Review by Woodrow Phoenix
Jerry Moriarty’s Jack Survives was a strip which he originally wrote and drew for Raw in the 1980s. It chronicled the daily life of an unremarkable middle-aged white suburban man, who ‘survives’ the various small indignities, misunderstandings and inconveniences of a typical day. That man, Jack, was based on Jerry Moriarty’s father who died in his fifties, and Moriarty’s strip was a way to memorialise him, fixed in the 1950s. A similar kind of impulse is active in this new collection of paintings and drawings Whatsa Paintoonist?
This large-format hardcover book combines colour acrylic paintings with black and white ink comics pages.

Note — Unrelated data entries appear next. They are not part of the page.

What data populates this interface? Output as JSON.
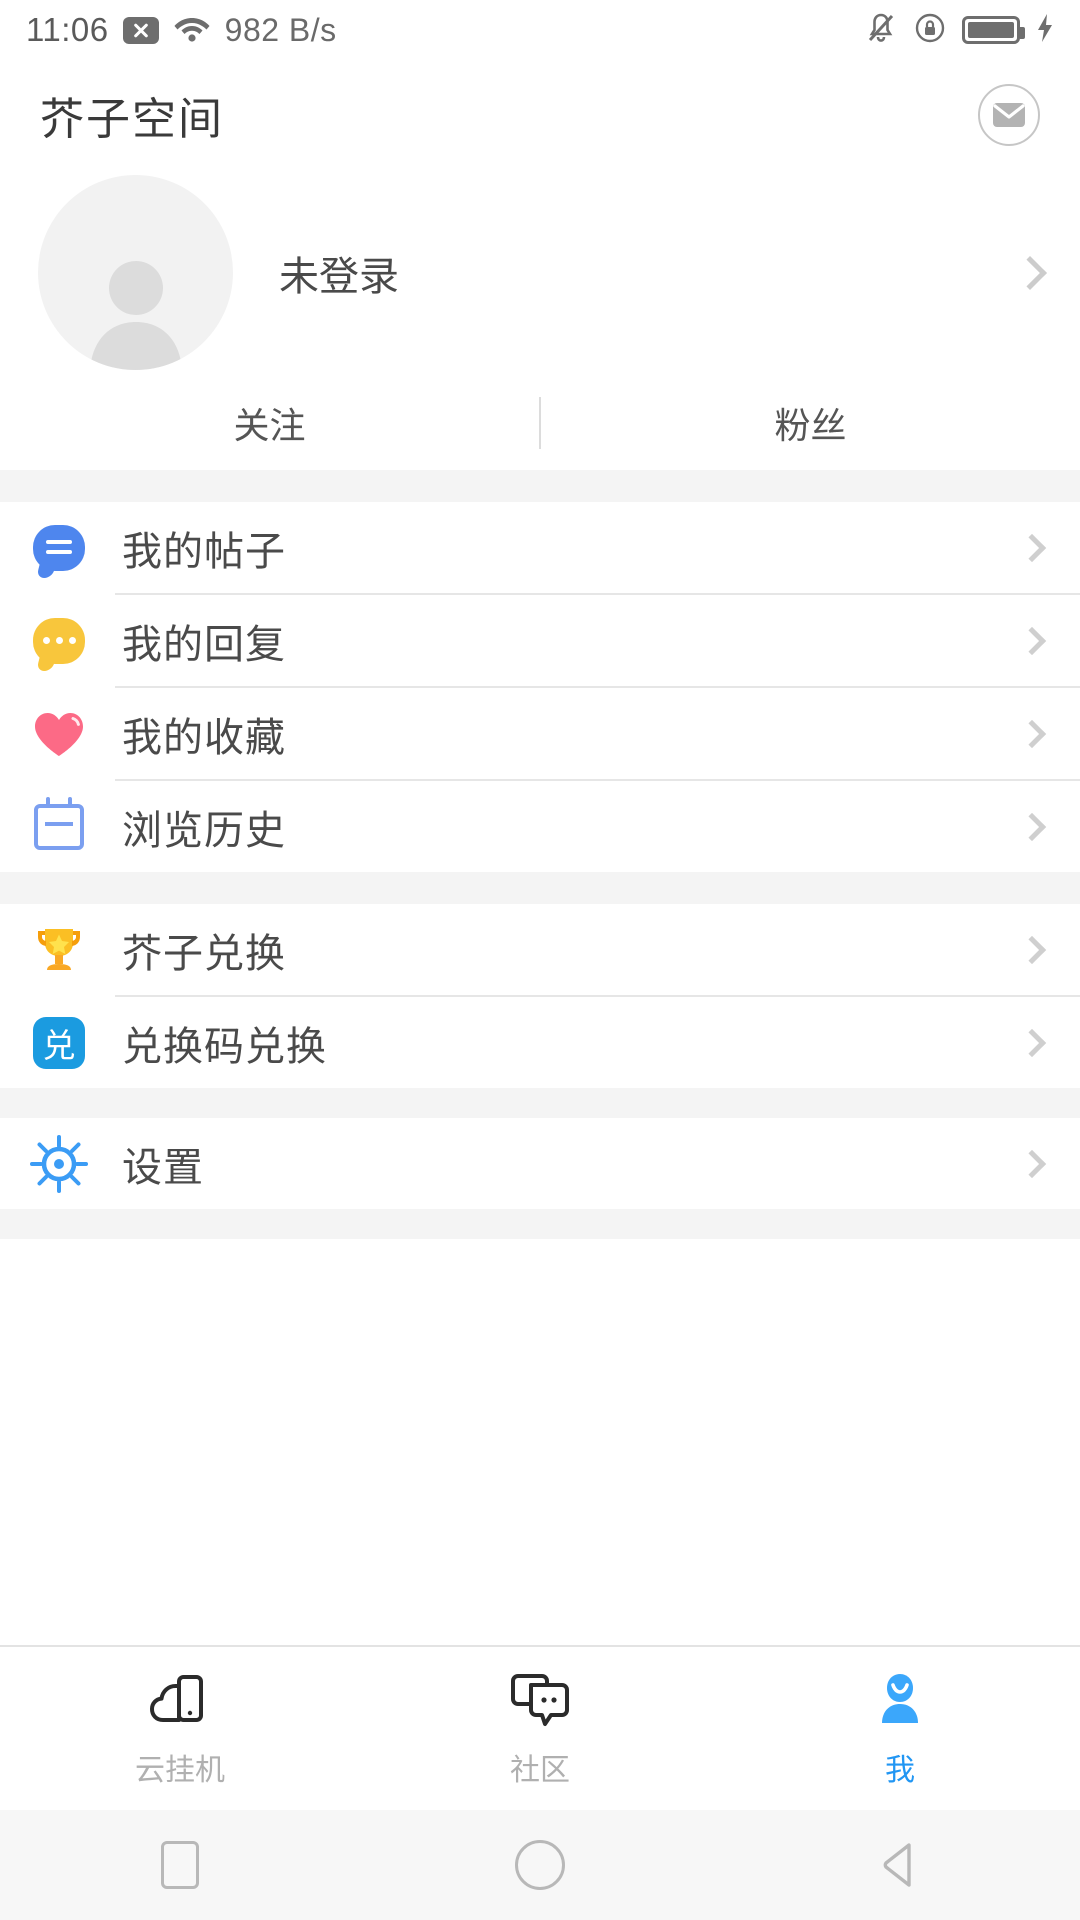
{
  "statusbar": {
    "time": "11:06",
    "network_speed": "982 B/s",
    "icons": [
      "x-message-icon",
      "wifi-icon",
      "bell-muted-icon",
      "rotation-lock-icon",
      "battery-charging-icon"
    ]
  },
  "header": {
    "title": "芥子空间",
    "mail_icon": "envelope-icon"
  },
  "profile": {
    "name": "未登录",
    "avatar_icon": "default-avatar-icon",
    "chevron": "chevron-right-icon"
  },
  "social": {
    "following_label": "关注",
    "fans_label": "粉丝"
  },
  "menu_groups": [
    {
      "items": [
        {
          "label": "我的帖子",
          "icon": "post-bubble-icon",
          "color": "#4e86ee"
        },
        {
          "label": "我的回复",
          "icon": "reply-bubble-icon",
          "color": "#f8c63c"
        },
        {
          "label": "我的收藏",
          "icon": "heart-icon",
          "color": "#fc6a86"
        },
        {
          "label": "浏览历史",
          "icon": "calendar-history-icon",
          "color": "#7b9ff0"
        }
      ]
    },
    {
      "items": [
        {
          "label": "芥子兑换",
          "icon": "trophy-icon",
          "color": "#f9b21d"
        },
        {
          "label": "兑换码兑换",
          "icon": "redeem-code-icon",
          "color": "#1b9be0",
          "glyph": "兑"
        }
      ]
    },
    {
      "items": [
        {
          "label": "设置",
          "icon": "settings-gear-icon",
          "color": "#3b9cf5"
        }
      ]
    }
  ],
  "tabbar": {
    "items": [
      {
        "label": "云挂机",
        "icon": "cloud-phone-icon",
        "active": false
      },
      {
        "label": "社区",
        "icon": "community-chat-icon",
        "active": false
      },
      {
        "label": "我",
        "icon": "person-icon",
        "active": true
      }
    ],
    "active_color": "#2196f3",
    "inactive_color": "#b0b0b0"
  },
  "navbar": {
    "recents": "recents-square-icon",
    "home": "home-circle-icon",
    "back": "back-triangle-icon"
  }
}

Each painting, or sequence of paintings, depicts a scene recreated from Moriarty’s memories of things that he experienced as a teenager in Binghampton, where he lived until he was eighteen. Pages of comics next to each painted sequence show the artist, usually with the just-completed painting in his hand, explaining what is happening in these pictures, the significance of these particular memories of events and why he painted them. He isn’t talking to us, his readers, however. The person with whom he interacts in the comics and who appears in all the paintings is a teenage girl named Sally. She has a complicated job, designed to look like his sister Pat did in the 1950s but also to act as a stand-in for Moriarty (“I got bored with my male art and wanted to explore the less male me the Sally-Me”).

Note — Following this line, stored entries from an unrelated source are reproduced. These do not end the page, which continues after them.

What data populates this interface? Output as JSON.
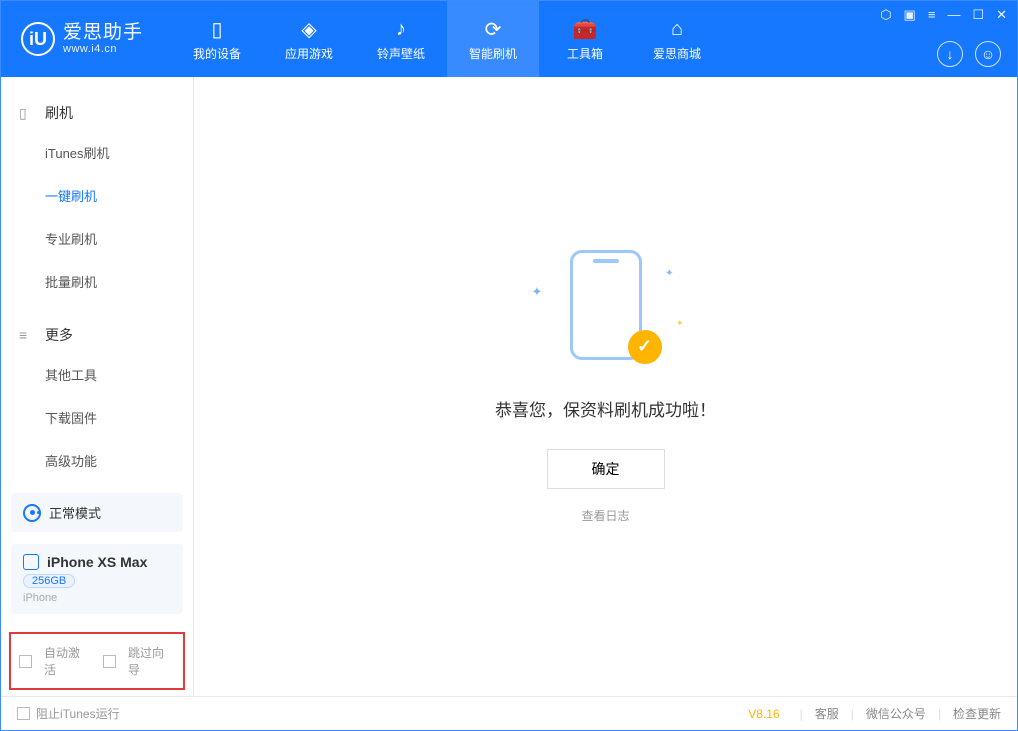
{
  "app": {
    "name": "爱思助手",
    "url": "www.i4.cn"
  },
  "nav": {
    "items": [
      {
        "label": "我的设备",
        "icon": "phone-icon"
      },
      {
        "label": "应用游戏",
        "icon": "cube-icon"
      },
      {
        "label": "铃声壁纸",
        "icon": "music-icon"
      },
      {
        "label": "智能刷机",
        "icon": "refresh-icon",
        "active": true
      },
      {
        "label": "工具箱",
        "icon": "toolbox-icon"
      },
      {
        "label": "爱思商城",
        "icon": "shop-icon"
      }
    ]
  },
  "sidebar": {
    "section1": {
      "title": "刷机",
      "items": [
        "iTunes刷机",
        "一键刷机",
        "专业刷机",
        "批量刷机"
      ],
      "active_index": 1
    },
    "section2": {
      "title": "更多",
      "items": [
        "其他工具",
        "下载固件",
        "高级功能"
      ]
    }
  },
  "device": {
    "mode": "正常模式",
    "name": "iPhone XS Max",
    "storage": "256GB",
    "type": "iPhone"
  },
  "options": {
    "auto_activate": "自动激活",
    "skip_guide": "跳过向导"
  },
  "main": {
    "success_text": "恭喜您，保资料刷机成功啦！",
    "ok_button": "确定",
    "log_link": "查看日志"
  },
  "footer": {
    "block_itunes": "阻止iTunes运行",
    "version": "V8.16",
    "links": [
      "客服",
      "微信公众号",
      "检查更新"
    ]
  }
}
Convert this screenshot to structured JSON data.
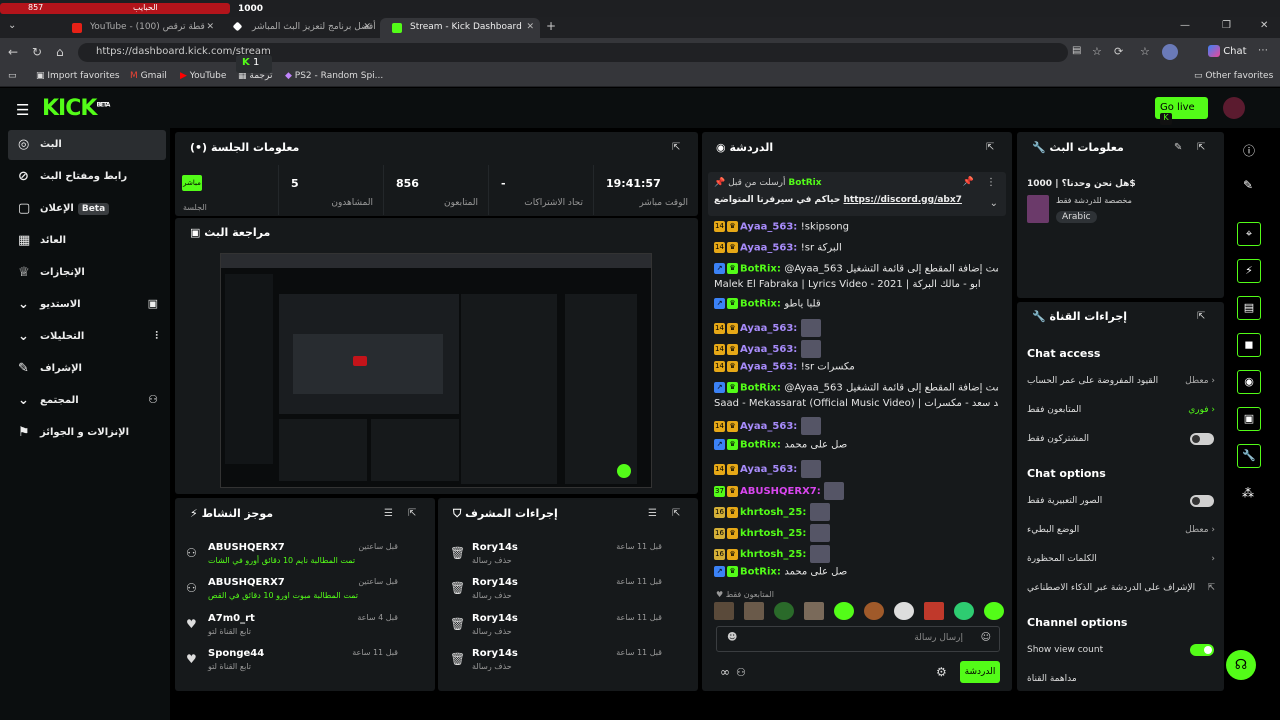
{
  "browser": {
    "top_strip": {
      "left_count": "857",
      "channel": "الحبايب",
      "right_count": "1000"
    },
    "tabs": [
      {
        "label": "YouTube - قطة ترقص (100)"
      },
      {
        "label": "أفضل برنامج لتعزيز البث المباشر"
      },
      {
        "label": "Stream - Kick Dashboard"
      }
    ],
    "url": "https://dashboard.kick.com/stream",
    "chat_button": "Chat",
    "bookmarks": [
      "Import favorites",
      "Gmail",
      "YouTube",
      "ترجمة",
      "PS2 - Random Spi..."
    ],
    "other_favorites": "Other favorites",
    "kick_tab_badge": "1"
  },
  "header": {
    "logo": "KICK",
    "logo_beta": "BETA",
    "go_live": "Go live"
  },
  "sidebar": {
    "items": [
      {
        "label": "البث",
        "icon": "broadcast-icon"
      },
      {
        "label": "رابط ومفتاح البث",
        "icon": "link-icon"
      },
      {
        "label": "الإعلان",
        "badge": "Beta",
        "icon": "ad-icon"
      },
      {
        "label": "العائد",
        "icon": "revenue-icon"
      },
      {
        "label": "الإنجازات",
        "icon": "trophy-icon"
      },
      {
        "label": "الاستديو",
        "icon": "studio-icon"
      },
      {
        "label": "التحليلات",
        "icon": "analytics-icon"
      },
      {
        "label": "الإشراف",
        "icon": "moderation-icon"
      },
      {
        "label": "المجتمع",
        "icon": "community-icon"
      },
      {
        "label": "الإنزالات و الجوائز",
        "icon": "drops-icon"
      }
    ]
  },
  "session": {
    "title": "معلومات الجلسة",
    "live_tag": "مباشر",
    "live_label": "الجلسة",
    "stats": [
      {
        "value": "5",
        "label": "المشاهدون"
      },
      {
        "value": "856",
        "label": "المتابعون"
      },
      {
        "value": "-",
        "label": "تحاد الاشتراكات"
      },
      {
        "value": "19:41:57",
        "label": "الوقت مباشر"
      }
    ]
  },
  "review": {
    "title": "مراجعة البث"
  },
  "activity": {
    "title": "موجز النشاط",
    "items": [
      {
        "name": "ABUSHQERX7",
        "desc": "تمت المطالبة نايم 10 دقائق أورو في الشات",
        "time": "قبل ساعتين"
      },
      {
        "name": "ABUSHQERX7",
        "desc": "تمت المطالبة مبوت اورو 10 دقائق في القص",
        "time": "قبل ساعتين"
      },
      {
        "name": "A7m0_rt",
        "desc": "تابع القناة لتو",
        "time": "قبل 4 ساعة"
      },
      {
        "name": "Sponge44",
        "desc": "تابع القناة لتو",
        "time": "قبل 11 ساعة"
      }
    ]
  },
  "moderator": {
    "title": "إجراءات المشرف",
    "items": [
      {
        "name": "Rory14s",
        "desc": "حذف رسالة",
        "time": "قبل 11 ساعة"
      },
      {
        "name": "Rory14s",
        "desc": "حذف رسالة",
        "time": "قبل 11 ساعة"
      },
      {
        "name": "Rory14s",
        "desc": "حذف رسالة",
        "time": "قبل 11 ساعة"
      },
      {
        "name": "Rory14s",
        "desc": "حذف رسالة",
        "time": "قبل 11 ساعة"
      }
    ]
  },
  "chat": {
    "title": "الدردشة",
    "pinned": {
      "by_label": "أرسلت من قبل",
      "user": "BotRix",
      "text": "حياكم في سيرفرنا المتواضع",
      "link": "https://discord.gg/abx7"
    },
    "messages": [
      {
        "badge": "14",
        "user": "Ayaa_563",
        "text": "!skipsong",
        "color": "#a78bfa"
      },
      {
        "badge": "14",
        "user": "Ayaa_563",
        "text": "!sr البركة",
        "color": "#a78bfa"
      },
      {
        "badge": "bot",
        "user": "BotRix",
        "text": "@Ayaa_563 تمت إضافة المقطع إلى قائمة التشغيل: Abu -",
        "color": "#53fc18"
      },
      {
        "badge": "",
        "user": "",
        "text": "Malek El Fabraka | Lyrics Video - 2021 | ابو - مالك البركة",
        "color": ""
      },
      {
        "badge": "bot",
        "user": "BotRix",
        "text": "قلبا ياطو",
        "color": "#53fc18"
      },
      {
        "badge": "14",
        "user": "Ayaa_563",
        "text": "",
        "color": "#a78bfa"
      },
      {
        "badge": "14",
        "user": "Ayaa_563",
        "text": "",
        "color": "#a78bfa"
      },
      {
        "badge": "14",
        "user": "Ayaa_563",
        "text": "!sr مكسرات",
        "color": "#a78bfa"
      },
      {
        "badge": "bot",
        "user": "BotRix",
        "text": "@Ayaa_563 تمت إضافة المقطع إلى قائمة التشغيل: Ahmed",
        "color": "#53fc18"
      },
      {
        "badge": "",
        "user": "",
        "text": "Saad - Mekassarat (Official Music Video) | أحمد سعد - مكسرات",
        "color": ""
      },
      {
        "badge": "14",
        "user": "Ayaa_563",
        "text": "",
        "color": "#a78bfa"
      },
      {
        "badge": "bot",
        "user": "BotRix",
        "text": "صل على محمد",
        "color": "#53fc18"
      },
      {
        "badge": "14",
        "user": "Ayaa_563",
        "text": "",
        "color": "#a78bfa"
      },
      {
        "badge": "37",
        "user": "ABUSHQERX7",
        "text": "",
        "color": "#d946ef"
      },
      {
        "badge": "16",
        "user": "khrtosh_25",
        "text": "",
        "color": "#53fc18"
      },
      {
        "badge": "16",
        "user": "khrtosh_25",
        "text": "",
        "color": "#53fc18"
      },
      {
        "badge": "16",
        "user": "khrtosh_25",
        "text": "",
        "color": "#53fc18"
      },
      {
        "badge": "bot",
        "user": "BotRix",
        "text": "صل على محمد",
        "color": "#53fc18"
      }
    ],
    "followers_only": "المتابعون فقط",
    "input_placeholder": "إرسال رسالة",
    "send_button": "الدردشة"
  },
  "stream_info": {
    "title": "معلومات البث",
    "stream_title": "هل نحن وحدنا؟ | 1000$",
    "category": "مخصصة للدردشة فقط",
    "language": "Arabic"
  },
  "channel_actions": {
    "title": "إجراءات القناة",
    "chat_access": "Chat access",
    "account_age": "القيود المفروضة على عمر الحساب",
    "account_age_value": "معطل",
    "followers_only": "المتابعون فقط",
    "followers_only_value": "فوري",
    "subscribers_only": "المشتركون فقط",
    "chat_options": "Chat options",
    "emotes_only": "الصور التعبيرية فقط",
    "slow_mode": "الوضع البطيء",
    "slow_mode_value": "معطل",
    "banned_words": "الكلمات المحظورة",
    "ai_moderation": "الإشراف على الدردشة عبر الذكاء الاصطناعي",
    "channel_options": "Channel options",
    "show_view_count": "Show view count",
    "channel_watch": "مداهمة القناة"
  },
  "colors": {
    "accent": "#53fc18",
    "bg": "#0b0e0f",
    "panel": "#16191b"
  }
}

Sally has lots of questions about where she is, what she is doing and why in each painting, and through Moriarty’s explanations to her we also get to find out what this project is all about: “By painting the place where I want to go and who I want to see … the painting becomes a time machine and there I am in the past visiting my dad”. The fascinating contrast between the solidly realised past and the shaky, thin-lined present becomes a bit less clear as the book goes on. Moriarty’s drawings and paintings both become looser and less detailed, with less naturalistic colour, as the two time periods merge into a single continuous dreamy state. Finally, there are some black and white photographs of Moriarty as a teenage boy with his sister Pat, his father and one shot of the whole Moriarty family, which in this context have a painfully yearning quality to them.
It’s possible to feel both moved by Whatsa Paintoonist? and then not at all, left completely on the outside, your feelings irrelevant to this intensely personal act of remembrance as the book finishes with Moriarty, sitting in front of a blank canvas. “I give up – what’s a paintoonist” he says to a smiling Sally. She doesn’t reply in the final image of this book, but she doesn’t have to.